As he prepared for 2005 and his junior season at the University of Tennessee, pitcher Luke Hochevar didn't set any goals for wins, strikeouts or ERA.

He didn't want to limit himself.

The result for the 6-foot-5 right-hander from Fowler, Colo., has been one of the best seasons in the history of UT baseball.

Hochevar finished the regular season with a 14-2 record, picking up his most recent win in a 5-1 victory against LSU in the opening round of the SEC tournament. It was the Vols' first win ever against LSU in the SEC tournament and moved Hochevar into a tie for second place on UT's all-time single-season victory list.

"I always expect the highest marks for myself," said Hochevar, who helped the Vols fashion a 41-19 record and earn a spot in the NCAA championship tournament that begins this week. "It wasn't one of my goals that I wanted to come out and win such and such a number of games.

"My goal at the beginning of the year was to execute as many pitches as possible. I felt that if I did that, then the rest of that stuff would take care of itself."

Now an All-American, Hochevar was not considered one of the top players coming out of high school, even though he was a three-time All-State pitcher with a 1.97 ERA over 47 innings as a senior. He was drafted in the 39th round by the Los Angeles Dodgers, and there were not a lot of colleges seeking his services.

"I wasn't heavily recruited. I really didn't think I had a lot of options out of high school," Hochevar recalled. "Tennessee was my first phone call and my first official visit, and I knew it was the place for me and the place where I belonged ... It really felt like home."

Hochevar's comfort level with his new school and team resulted in an outstanding freshman year. While being used primarily as a relief pitcher, Hochevar posted a 6-5 record with a 4.64 ERA in 77 2/3 innings. Most notably, he struck out 73 and walked just 24 batters. He also began his college career with a streak of 22 1/3 scoreless innings.

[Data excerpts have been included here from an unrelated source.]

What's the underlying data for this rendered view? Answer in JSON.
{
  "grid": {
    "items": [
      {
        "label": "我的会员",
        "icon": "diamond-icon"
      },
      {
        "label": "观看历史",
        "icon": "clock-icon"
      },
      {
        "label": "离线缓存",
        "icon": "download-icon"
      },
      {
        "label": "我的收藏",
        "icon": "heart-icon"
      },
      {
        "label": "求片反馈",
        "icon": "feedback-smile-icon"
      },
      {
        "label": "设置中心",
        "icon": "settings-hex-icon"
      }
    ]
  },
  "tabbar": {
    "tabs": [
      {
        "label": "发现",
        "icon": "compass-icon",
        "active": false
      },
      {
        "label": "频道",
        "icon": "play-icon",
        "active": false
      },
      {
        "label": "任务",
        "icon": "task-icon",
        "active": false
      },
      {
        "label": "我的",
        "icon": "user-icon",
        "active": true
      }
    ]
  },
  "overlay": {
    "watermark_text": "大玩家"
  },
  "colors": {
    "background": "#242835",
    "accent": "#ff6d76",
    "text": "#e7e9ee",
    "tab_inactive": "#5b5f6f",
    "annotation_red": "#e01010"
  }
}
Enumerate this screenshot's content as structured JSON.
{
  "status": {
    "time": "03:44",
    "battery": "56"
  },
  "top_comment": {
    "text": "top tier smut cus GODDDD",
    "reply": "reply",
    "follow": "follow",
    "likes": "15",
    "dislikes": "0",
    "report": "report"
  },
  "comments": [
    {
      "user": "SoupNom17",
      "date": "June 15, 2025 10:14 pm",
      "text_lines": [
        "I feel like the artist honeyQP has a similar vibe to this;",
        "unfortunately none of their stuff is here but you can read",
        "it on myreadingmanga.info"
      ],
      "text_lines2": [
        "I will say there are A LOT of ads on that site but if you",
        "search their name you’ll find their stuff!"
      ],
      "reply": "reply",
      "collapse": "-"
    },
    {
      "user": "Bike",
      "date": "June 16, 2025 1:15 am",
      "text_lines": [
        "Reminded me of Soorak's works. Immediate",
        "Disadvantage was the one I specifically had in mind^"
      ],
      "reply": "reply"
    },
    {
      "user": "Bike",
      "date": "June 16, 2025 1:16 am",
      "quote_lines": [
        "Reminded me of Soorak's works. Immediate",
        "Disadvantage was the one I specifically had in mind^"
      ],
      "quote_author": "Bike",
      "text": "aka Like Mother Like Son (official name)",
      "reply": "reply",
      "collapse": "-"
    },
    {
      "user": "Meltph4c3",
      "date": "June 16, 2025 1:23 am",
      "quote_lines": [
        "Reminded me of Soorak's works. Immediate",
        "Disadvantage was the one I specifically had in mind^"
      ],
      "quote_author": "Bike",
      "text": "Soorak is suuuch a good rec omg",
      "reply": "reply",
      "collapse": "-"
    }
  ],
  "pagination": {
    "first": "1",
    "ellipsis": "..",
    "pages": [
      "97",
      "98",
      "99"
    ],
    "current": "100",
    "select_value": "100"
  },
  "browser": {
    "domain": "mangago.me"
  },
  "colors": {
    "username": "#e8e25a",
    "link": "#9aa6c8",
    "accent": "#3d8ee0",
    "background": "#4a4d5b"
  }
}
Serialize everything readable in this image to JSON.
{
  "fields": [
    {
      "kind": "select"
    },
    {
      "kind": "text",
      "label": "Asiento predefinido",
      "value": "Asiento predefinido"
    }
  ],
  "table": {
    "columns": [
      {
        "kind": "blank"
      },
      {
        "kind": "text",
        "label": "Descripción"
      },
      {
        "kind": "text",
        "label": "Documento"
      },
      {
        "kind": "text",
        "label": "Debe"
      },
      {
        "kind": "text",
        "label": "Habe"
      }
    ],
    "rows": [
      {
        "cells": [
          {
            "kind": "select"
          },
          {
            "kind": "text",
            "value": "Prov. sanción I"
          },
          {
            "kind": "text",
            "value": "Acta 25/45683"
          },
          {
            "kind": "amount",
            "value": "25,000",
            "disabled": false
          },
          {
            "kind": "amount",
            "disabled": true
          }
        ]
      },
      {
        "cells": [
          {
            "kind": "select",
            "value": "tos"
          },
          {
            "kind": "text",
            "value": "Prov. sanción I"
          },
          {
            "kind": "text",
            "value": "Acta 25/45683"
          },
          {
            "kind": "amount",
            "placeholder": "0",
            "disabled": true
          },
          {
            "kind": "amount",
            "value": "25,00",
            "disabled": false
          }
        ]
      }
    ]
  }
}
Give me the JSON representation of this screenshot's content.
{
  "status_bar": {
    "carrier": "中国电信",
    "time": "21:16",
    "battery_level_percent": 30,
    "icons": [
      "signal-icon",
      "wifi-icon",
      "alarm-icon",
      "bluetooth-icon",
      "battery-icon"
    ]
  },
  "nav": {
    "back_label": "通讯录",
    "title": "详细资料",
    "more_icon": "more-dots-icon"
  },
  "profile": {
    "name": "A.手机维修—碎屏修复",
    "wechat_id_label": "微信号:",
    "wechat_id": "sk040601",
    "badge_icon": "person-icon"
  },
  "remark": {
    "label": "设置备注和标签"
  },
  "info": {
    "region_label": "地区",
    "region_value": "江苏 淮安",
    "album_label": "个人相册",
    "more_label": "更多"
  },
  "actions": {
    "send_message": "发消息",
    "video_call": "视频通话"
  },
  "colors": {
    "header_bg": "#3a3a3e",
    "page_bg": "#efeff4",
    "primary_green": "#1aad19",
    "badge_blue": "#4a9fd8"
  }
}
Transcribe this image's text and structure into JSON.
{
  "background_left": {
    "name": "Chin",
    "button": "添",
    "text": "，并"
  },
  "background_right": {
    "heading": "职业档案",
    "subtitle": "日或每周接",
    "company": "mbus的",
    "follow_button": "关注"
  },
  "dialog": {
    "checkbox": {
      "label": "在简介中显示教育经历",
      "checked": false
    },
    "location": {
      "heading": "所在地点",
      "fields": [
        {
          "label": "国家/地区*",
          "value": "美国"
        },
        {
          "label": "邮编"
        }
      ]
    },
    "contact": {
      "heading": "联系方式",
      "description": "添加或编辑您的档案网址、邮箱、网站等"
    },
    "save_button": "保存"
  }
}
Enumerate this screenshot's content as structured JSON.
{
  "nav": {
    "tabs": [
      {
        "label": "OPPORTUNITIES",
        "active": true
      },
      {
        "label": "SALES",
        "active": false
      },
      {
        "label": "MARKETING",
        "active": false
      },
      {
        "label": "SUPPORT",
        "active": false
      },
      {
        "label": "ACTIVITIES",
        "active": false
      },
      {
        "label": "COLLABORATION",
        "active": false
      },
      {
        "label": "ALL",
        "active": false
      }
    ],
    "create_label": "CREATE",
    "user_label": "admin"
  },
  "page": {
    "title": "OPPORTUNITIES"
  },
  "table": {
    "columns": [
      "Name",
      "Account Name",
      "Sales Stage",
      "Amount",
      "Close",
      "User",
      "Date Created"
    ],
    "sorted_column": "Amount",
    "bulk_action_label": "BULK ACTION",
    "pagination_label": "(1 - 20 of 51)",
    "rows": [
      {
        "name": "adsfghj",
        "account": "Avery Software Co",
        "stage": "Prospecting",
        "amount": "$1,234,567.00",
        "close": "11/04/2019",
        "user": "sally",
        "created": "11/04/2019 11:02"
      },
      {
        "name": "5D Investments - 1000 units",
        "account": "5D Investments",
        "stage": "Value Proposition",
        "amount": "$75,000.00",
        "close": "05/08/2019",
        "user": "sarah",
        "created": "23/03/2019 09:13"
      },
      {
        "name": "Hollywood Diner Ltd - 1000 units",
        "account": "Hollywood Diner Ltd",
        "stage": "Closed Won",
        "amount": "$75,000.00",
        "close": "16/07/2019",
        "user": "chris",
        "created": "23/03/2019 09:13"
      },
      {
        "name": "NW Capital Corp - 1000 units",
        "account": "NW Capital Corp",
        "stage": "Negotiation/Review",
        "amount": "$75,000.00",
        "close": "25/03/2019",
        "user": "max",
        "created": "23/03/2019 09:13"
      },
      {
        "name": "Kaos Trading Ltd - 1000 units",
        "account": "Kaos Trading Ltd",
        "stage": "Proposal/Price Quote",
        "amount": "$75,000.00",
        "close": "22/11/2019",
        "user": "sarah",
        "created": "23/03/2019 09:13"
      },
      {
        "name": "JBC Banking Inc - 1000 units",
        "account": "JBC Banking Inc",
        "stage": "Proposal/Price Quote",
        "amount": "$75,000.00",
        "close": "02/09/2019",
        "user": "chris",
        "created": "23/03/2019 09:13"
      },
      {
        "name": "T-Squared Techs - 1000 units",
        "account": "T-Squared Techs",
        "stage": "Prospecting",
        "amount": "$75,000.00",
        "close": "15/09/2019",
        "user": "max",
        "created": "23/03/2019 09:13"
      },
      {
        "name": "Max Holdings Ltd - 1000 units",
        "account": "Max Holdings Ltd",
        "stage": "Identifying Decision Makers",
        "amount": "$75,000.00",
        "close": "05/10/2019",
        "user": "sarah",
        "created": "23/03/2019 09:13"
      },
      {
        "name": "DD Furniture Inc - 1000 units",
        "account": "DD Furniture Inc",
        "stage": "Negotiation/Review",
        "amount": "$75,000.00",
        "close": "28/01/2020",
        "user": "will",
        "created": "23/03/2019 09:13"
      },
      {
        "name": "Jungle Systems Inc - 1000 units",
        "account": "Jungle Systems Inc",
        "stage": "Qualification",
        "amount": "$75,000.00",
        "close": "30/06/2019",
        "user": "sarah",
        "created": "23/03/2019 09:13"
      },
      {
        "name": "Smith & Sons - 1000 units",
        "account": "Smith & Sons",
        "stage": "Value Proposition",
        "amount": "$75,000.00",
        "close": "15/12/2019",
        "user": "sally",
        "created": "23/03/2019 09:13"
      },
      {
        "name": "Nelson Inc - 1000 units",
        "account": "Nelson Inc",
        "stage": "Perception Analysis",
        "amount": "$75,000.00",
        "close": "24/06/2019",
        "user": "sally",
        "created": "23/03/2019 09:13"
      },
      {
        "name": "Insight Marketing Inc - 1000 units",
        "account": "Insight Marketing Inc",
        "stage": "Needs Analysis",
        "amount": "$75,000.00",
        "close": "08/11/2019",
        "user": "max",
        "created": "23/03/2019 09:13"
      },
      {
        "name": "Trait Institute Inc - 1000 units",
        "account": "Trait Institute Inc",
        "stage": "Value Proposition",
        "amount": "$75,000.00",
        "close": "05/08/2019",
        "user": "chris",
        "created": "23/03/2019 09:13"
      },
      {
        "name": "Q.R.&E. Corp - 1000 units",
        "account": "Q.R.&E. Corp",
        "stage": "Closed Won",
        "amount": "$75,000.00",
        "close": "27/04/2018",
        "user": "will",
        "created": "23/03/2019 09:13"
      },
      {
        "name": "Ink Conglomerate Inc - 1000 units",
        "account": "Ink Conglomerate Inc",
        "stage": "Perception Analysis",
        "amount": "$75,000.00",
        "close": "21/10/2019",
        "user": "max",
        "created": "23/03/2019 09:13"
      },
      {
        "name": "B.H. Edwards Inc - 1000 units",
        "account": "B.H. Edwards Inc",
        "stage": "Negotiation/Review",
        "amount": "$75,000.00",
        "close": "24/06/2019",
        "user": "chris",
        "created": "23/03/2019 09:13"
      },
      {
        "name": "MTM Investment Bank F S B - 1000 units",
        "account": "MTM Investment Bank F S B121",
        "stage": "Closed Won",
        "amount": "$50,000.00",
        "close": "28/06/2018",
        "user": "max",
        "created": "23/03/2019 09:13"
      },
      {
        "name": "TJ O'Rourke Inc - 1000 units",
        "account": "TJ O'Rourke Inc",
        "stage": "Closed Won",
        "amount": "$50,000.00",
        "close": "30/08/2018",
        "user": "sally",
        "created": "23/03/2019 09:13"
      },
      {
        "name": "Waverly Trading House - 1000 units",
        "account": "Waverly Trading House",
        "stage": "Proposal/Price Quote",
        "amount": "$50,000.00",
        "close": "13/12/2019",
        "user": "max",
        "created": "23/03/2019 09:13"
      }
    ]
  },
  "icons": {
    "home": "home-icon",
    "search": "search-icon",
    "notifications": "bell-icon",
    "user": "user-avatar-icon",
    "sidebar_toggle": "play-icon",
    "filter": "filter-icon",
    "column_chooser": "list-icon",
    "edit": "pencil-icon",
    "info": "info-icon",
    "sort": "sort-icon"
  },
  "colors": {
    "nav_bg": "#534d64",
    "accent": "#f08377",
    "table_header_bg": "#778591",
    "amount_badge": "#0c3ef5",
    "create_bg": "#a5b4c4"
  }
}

Last year, as a sophomore, Hochevar was limited by injuries that kept him on the bench for eight consecutive weeks. Still, he managed to pick up four wins against two losses, while dropping his ERA to 2.86. He also continued his mastery of opposing batters, striking out 60 in 63 innings.

This year, Hochevar's domination has been complete. In winning his 14 games, he struck out 131 batters in 118 2/3 innings, while giving up just 42 walks. He also had three complete games en route to a 1.90 ERA. Of the 82 hits he allowed over the season, just 18 were for extra bases -- six home runs and 13 doubles.

USA Baseball recently named him as one of five finalists for the Golden Spikes Award, which is given annually to the nation's top amateur baseball player. The winner of the award, presented by USA Baseball and the Major League Baseball Players Association, will be announced in early July.

"I live and die with my fastball," Hochevar said of his best pitch that ranges from 92 mph to 95 mph. "I pitch off of my fastball. My best breaking pitch is my curveball. But day in and day out, I live off of my fastball."

But like any pitcher, having good stuff is not enough to win. Hochevar credits his father and a former pitching coach for making him the player he is today.

Hochevar's father, Brian, a former NBA player with the Denver Nuggets and San Francisco Warriors, was his high school baseball coach. The two continue to talk every day.

"It was awesome," Hochevar said of playing for his father. "I got rode the hardest ... but at the end of the day, it was really good to go home and have him look me in the eye and tell me that I had laid in on the line, that I busted my tail. ... I'm so thankful for that and for his wisdom that he's given me."

At Tennessee, Hochevar soaked up the advice provided by Fred Corral, who was his pitching coach for two years before joining the coaching staff at the University of Oklahoma this year. Hochevar said Corral helped him to learn the mental aspect of pitching.

"More than anything, I've become wise on the mound by becoming simpler," Hochevar said of his maturation as a pitcher. "I think that as young pitcher, I was into mechanics or thinking I needed to do this or that. I thought there was some hidden secret on why pitchers are good.

"But the more that I've learned and the wiser that I became, I learned that simpler is better. Now when I take the mound, all that I'm focusing on is executing as many pitches as possible -- executing more pitches than the other guy."

Likely a high pick in the upcoming Major League Baseball First-Year Player Draft, Hochevar is not taking anything for granted. Before the season began, he had a conversation with Corral, who told him not to be satisfied with doing well enough to make draft.

"He told me ... if you work to get to the big leagues, you will have more urgency," Hochevar said. "That's been my approach. I'm working now to get to the big leagues. That was my urgency. That was my motivation. It wasn't the draft, it was to make it to the big leagues."

Dean Golembeski is a freelance writer based in Connecticut.